His broad grin deepened as he stooped to press a kiss to her forehead. “Do what you’ve never been allowed to: choose. Find a place to sleep, then a reason to wake. That’s where you start. It’s no trouble at all.”

Ilys’s breath hitched, breaking sharply, tears falling pursy and fast, soaking into his coat, pooling over his heart. Her breath hitched, her body shaking. She could feel it now, the Veil drawing them back, the light dimming at their edges.

“Please don’t—” she whispered.

All the sudden she was nine years old once more, staring at a doorway that sought to thieve everyone she loved.

Baron leaned into her ear. “Say the blessing,” he ushered. “Nice and slow. One could fall asleep.”

Ilys froze. The words caught somewhere between her ribs. Her lips parted, but nothing came at first, only a shuddering breath, the ache of knowing what came next.

Baron’s thumb brushed her hand. “Go on,” he said softly. “You know it.”

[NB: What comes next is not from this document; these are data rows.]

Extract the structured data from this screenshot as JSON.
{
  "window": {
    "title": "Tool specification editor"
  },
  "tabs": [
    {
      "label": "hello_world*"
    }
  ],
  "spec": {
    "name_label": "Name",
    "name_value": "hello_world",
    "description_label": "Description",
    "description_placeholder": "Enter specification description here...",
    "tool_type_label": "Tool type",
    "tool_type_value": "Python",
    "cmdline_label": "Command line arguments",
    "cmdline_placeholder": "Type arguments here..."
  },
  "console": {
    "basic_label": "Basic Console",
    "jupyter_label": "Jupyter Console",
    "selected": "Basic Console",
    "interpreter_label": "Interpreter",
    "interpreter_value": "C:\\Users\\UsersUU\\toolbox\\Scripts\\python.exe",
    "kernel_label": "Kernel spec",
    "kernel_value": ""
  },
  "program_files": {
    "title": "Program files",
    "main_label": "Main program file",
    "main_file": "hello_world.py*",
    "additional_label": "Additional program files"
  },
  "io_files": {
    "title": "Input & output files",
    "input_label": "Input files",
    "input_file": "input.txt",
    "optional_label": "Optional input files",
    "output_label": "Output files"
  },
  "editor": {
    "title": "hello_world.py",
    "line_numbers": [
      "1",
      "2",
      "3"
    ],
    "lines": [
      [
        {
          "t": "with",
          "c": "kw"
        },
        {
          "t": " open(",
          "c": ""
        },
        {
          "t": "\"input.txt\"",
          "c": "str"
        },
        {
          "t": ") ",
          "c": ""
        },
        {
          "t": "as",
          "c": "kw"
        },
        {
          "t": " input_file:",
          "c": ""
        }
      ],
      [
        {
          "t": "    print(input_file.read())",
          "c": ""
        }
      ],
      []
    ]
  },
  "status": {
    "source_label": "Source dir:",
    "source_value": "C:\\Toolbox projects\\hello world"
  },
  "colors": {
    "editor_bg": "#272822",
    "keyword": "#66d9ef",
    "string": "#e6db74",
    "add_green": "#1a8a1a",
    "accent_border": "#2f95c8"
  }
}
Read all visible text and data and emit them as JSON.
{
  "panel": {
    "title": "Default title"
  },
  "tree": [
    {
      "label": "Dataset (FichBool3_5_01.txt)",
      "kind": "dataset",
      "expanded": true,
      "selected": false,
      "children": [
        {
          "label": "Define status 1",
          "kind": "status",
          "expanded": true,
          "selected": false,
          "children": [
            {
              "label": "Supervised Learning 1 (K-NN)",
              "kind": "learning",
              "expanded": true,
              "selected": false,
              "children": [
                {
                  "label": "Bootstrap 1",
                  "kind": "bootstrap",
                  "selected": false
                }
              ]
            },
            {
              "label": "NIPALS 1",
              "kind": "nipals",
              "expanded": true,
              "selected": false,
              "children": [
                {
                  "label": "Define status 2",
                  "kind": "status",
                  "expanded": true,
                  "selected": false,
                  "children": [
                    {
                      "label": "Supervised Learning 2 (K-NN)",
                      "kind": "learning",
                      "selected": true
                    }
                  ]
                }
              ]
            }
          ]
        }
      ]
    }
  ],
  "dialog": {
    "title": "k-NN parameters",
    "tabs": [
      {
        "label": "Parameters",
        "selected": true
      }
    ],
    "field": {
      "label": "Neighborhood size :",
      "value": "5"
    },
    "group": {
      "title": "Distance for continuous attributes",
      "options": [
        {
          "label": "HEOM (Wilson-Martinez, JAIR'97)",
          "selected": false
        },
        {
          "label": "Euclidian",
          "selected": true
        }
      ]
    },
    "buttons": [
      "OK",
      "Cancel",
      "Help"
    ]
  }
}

She swallowed hard, eyes shining. Then, barely above a whisper:

“Where the fire dims, you will rest.”

Grim’s hand found hers and squeezed three times, the old signal of comfort. She nearly wept at the tenderness of it.

“Where the water stills, you will wait.”

Their voices met, the old blessing that belonged to them alone—unsanctioned, unspoken in any temple, a prayer for partings and quiet nights.

“Where the stars gather,” they said together, “you will be known.”

Through her tears, she watched helplessly as they stepped into shadow, dissolving like smoke into darkness, leaving only emptiness in their wake.